Fanatisme itu tak hanya membuat jarak antara para orang tua, tetapi anak-anak mereka pun seolah ditanamkan perbedaan tersebut, bahwa organisasi mereka yang paling baik, atau sekolah mereka yang lebih baik dari pada sekolah organisasi yang lain. Kehidupan semakin modern, masyarakat merasa tak ada manfaat apa-apa yang didapatkan dari fanatisme dan sentimen atas organisasi lain, para tokoh masyarakat di masing-masing organisasi juga tak mendapatkan apa-apa sebagai pengurus organisasi, perlahan sentimen organisasi itu pun mulai memudar. Anak-anak mengaji atau anak-anak sekolah yang dulu berkompetisi, kemudian mulai melebur, bermain bersama, ataupun berlomba bersama ketika ada acara-acara lomba di peringatan hari besar Islam di masjid. Masjid kemudian menjadi basis masyarakat yang tidak lagi terkotak-kotak karena sentimen organisasi tersebut.

Jika dulu masyarakat merayakan acara peringatan hari besar Islam berdasarkan organisasi, kemudian melebur melaksanaan acara perayaan bersama di masjid. Meski sudah dilaksanakan di masjid, ada saja masyarakat masing-masing jamaah organisasi melaksanakan lagi di mushalla-mushalla atau sekolah yang menjadi basis organisasi. Misalnya masyarakat sudah sepakat acara peringatan Nuzulul Qur'an dilaksanakan di masjid secara bersama-sama semua jamaah masjid, setelah itu ada saja jamaah-jamaah organisasi yang melaksanakan Nuzulul Qur'an lagi di mushalla dengan mengundang tokoh agama masing-masing organisasi. Jamaah Al Mukhtariyah akan mengadakan lagi di Mushalla Al Amin, atau di Madrasah Yayasan Al Mukhtariyah, jamaah NW akan mengadakan juga di Pondok Pesantrennya, begitu juga jamaah Maraqitta'limat akan mengadakan juga di Mushalla An Najah yang menjadi basis jamaah mereka.

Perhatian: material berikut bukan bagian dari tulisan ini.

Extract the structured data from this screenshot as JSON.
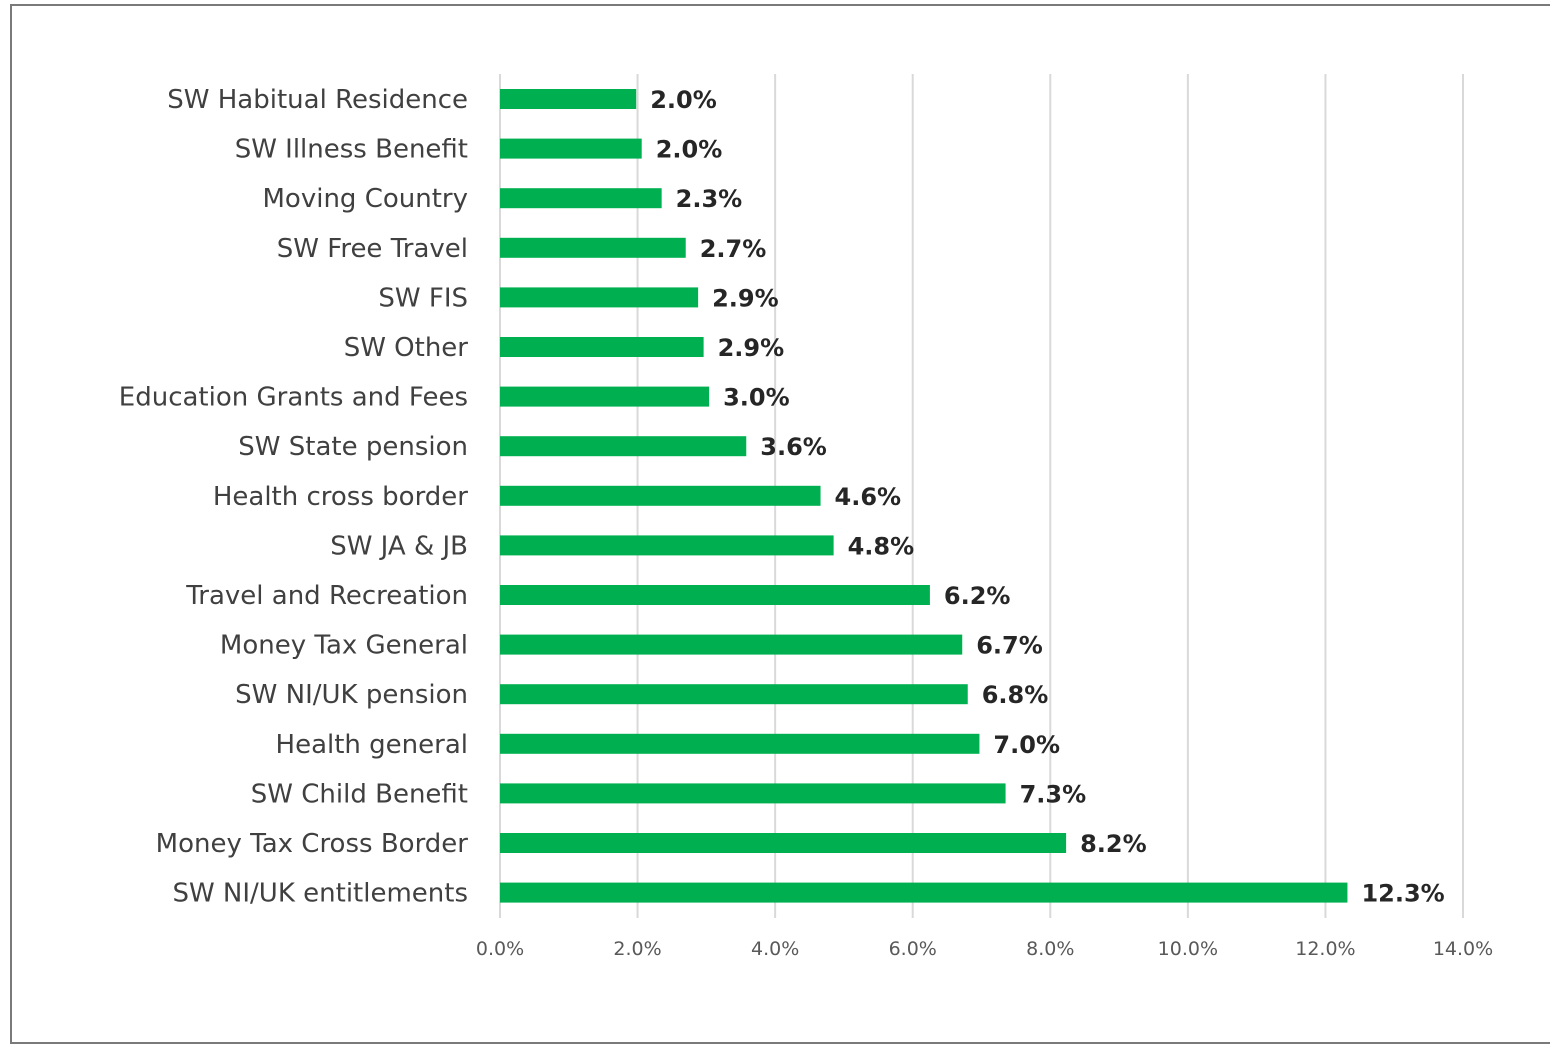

Yayasan Maraqitta'limat ini beda lagi dengan NW dan Al Mukhtariyah. Yayasan tersebut didirikan oleh TGH. Zainuddin Arsyad yang berlokasi di Mamben Lauq sebagai pusatnya. Tuan Guru Zainuddin Arsyad merupakan tokoh agama yang menimba ilmu dari madrasah Shaulatiyyah Makkah seperti halnya Maulanasyaikh TGH. M. Zainuddin Abd. Madjid. Menurut penuturan dari salah satu keturunan beliau, M. Rizky HK, bahwa selesai dari madrasah di Makkah, Tuan Guru Zainuddin tidak langsung mendirikan madrasah atau yayasan, tetapi beliau berdagang keliling Lombok. Sambil berdagang sarung, peci, baju, beliau berdakwah melalui itu dengan mengajarkan tentang menutup aurat, berwudhu, dan dakwah tentang hal lainnya. Bahkan di Bayan, Lombok Utara yang sering beliau singgahi, di sana dakwah belau cukup diterima. Bahkan beliau diceritakan juga cukup sering menginap di Bayan untuk mengajarkan ngaji. Tak heran sampai sekarang jamaah Maraqitta'limat cukup banyak di Bayan, ada beberapa sekolah dan perguruan tinggi juga yang dibangun untuk mendukung pendidikan umat.

Organisasi Maraqitta'limat di desa Tembeng Putik bisa dikatakan organisasi ketiga setelah NW dan Al Mukhtariyah dilihat dari jumlah Jamaah. Di  desa Mamben Lauq yang menjadi pusat dari Al Mukhtariyah dan Maraqitta'limat tetap lebih banyak Al Mukhtariyah, sementara jamaah NW hanya beberapa orang saja. Tetapi jamaah Maraqitta'limat cukup banyak di desa Mamben Daya, dan meluas sampai ke Suela, Sembalun, di Lombok Tengah, dan juga beberapa titik di Lombok Barat. Maraqitta'limat semakin berkembang di bawah pimpinan TGH. Hazmi Hamzar yang menjadi penerus TGH. Zainuddin Arsyad.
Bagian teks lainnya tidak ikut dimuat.